Basic study on the progression and protective mechanisms of cochlear disorders

Abstract

　　In cochlear disorders, various mechanisms have been identified to promote and inhibit the progression of damage. Herein, we summarize the findings from animal experiments conducted to study cochlear ischemia-reperfusion injury and drug-induced hearing loss. The involvement of reactive oxygen species and glutamic acid in the progression of damage has been confirmed, and neuroexcitotoxicity due to glutamic acid has been observed in cochlear afferent neurons. Damage caused by reactive oxygen species is primarily observed in the hair cells, where reactive oxygen species activate various kinase pathways, leading to caspase activation and apoptosis of the hair cells. Additionally, reactive oxygen species are also known to cause ribbon synapse damage in the inner hair cells, contributing to hidden hearing loss.

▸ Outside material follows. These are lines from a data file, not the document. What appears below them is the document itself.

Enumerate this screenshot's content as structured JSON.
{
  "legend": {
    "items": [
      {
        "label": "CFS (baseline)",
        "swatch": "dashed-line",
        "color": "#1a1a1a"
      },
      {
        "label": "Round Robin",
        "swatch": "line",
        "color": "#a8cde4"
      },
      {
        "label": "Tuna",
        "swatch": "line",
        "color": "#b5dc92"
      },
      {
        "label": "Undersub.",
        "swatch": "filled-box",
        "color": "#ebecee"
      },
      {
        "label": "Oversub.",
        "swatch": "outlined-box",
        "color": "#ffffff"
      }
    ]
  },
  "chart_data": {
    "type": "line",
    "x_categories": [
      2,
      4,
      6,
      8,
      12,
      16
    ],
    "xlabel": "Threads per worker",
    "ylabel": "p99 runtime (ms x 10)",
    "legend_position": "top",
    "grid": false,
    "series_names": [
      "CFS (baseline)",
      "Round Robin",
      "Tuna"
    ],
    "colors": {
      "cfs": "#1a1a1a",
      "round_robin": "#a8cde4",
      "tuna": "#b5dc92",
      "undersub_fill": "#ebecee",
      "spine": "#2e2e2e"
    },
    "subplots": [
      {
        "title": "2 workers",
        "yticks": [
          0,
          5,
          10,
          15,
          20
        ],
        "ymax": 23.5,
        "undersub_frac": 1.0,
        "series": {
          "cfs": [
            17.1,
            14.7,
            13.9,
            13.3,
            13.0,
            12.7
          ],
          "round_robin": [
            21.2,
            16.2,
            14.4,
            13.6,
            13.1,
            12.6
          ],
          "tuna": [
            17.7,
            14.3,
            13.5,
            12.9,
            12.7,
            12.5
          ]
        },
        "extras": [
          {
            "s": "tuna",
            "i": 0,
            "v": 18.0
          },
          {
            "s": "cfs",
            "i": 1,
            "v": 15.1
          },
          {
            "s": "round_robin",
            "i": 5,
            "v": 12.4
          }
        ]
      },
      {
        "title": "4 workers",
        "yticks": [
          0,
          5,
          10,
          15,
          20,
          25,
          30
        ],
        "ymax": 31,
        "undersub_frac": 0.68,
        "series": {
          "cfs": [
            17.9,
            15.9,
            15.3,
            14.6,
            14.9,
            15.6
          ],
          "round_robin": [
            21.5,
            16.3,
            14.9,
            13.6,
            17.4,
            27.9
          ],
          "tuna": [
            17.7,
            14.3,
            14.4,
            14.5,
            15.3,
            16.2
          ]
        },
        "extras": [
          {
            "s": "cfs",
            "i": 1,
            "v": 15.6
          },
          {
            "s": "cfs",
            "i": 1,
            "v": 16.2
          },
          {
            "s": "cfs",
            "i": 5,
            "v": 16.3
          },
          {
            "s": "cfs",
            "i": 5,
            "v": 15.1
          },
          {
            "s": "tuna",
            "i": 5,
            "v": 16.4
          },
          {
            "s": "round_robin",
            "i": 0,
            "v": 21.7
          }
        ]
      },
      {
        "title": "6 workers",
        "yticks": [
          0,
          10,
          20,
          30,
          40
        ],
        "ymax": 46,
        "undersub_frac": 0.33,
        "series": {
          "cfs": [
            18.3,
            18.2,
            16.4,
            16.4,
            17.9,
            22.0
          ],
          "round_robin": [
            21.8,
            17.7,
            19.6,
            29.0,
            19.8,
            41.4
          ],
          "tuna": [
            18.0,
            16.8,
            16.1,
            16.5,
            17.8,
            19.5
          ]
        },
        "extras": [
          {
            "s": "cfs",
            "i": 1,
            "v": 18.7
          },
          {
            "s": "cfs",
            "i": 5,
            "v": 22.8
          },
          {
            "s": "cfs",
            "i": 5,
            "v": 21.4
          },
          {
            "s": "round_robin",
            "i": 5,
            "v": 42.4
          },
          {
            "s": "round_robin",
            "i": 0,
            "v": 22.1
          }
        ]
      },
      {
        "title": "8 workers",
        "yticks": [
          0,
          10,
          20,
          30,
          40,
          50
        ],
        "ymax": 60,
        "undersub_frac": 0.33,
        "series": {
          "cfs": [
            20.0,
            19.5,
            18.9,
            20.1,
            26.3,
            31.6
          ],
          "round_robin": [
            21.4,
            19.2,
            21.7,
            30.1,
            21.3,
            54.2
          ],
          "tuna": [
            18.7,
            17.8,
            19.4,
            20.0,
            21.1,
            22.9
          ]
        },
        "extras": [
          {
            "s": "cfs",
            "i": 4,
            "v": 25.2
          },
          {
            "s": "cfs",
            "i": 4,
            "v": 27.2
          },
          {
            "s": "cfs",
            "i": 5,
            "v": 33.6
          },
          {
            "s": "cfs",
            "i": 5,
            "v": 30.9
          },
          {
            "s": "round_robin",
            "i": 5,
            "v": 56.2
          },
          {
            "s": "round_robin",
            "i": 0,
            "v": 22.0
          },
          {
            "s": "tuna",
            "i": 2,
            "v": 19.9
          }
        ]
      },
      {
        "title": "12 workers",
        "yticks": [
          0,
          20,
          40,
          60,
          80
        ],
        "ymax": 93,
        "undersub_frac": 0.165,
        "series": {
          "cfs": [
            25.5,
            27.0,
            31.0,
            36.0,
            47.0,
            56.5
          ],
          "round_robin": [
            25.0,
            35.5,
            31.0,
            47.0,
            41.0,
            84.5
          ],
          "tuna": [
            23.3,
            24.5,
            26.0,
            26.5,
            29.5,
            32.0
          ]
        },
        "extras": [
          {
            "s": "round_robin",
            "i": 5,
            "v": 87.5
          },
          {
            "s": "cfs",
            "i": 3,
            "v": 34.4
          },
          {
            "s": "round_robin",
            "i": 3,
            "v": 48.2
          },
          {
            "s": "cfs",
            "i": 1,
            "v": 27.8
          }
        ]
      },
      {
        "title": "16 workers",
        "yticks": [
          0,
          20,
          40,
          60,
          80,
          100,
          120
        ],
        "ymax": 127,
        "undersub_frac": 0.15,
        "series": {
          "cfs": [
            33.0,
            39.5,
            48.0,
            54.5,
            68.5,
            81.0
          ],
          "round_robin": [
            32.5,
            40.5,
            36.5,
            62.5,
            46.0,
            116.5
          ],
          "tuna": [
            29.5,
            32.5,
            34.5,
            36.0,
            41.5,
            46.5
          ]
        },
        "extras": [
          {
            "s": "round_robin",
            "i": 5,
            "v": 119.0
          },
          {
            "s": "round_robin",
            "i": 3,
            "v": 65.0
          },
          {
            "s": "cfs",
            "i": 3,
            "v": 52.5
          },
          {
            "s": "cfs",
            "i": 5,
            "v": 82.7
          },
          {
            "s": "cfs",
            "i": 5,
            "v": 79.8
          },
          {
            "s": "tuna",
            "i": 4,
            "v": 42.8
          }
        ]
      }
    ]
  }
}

　　Lipid mediators have been found to be involved in suppressing the progression of cochlear disorders. Ceramide-1-phosphate (C1P) and sphingosine-1-phosphate (S1P) are generated from sphingomyelin and function as endogenous cell-protective factors. The protective effect of the female hormone estrogen on the cochlea has also been recognized. Thus, in cochlear disorders, both detrimental and protective factors are known to operate within the cochlea, the balance between the two determining the fate of the hair cells.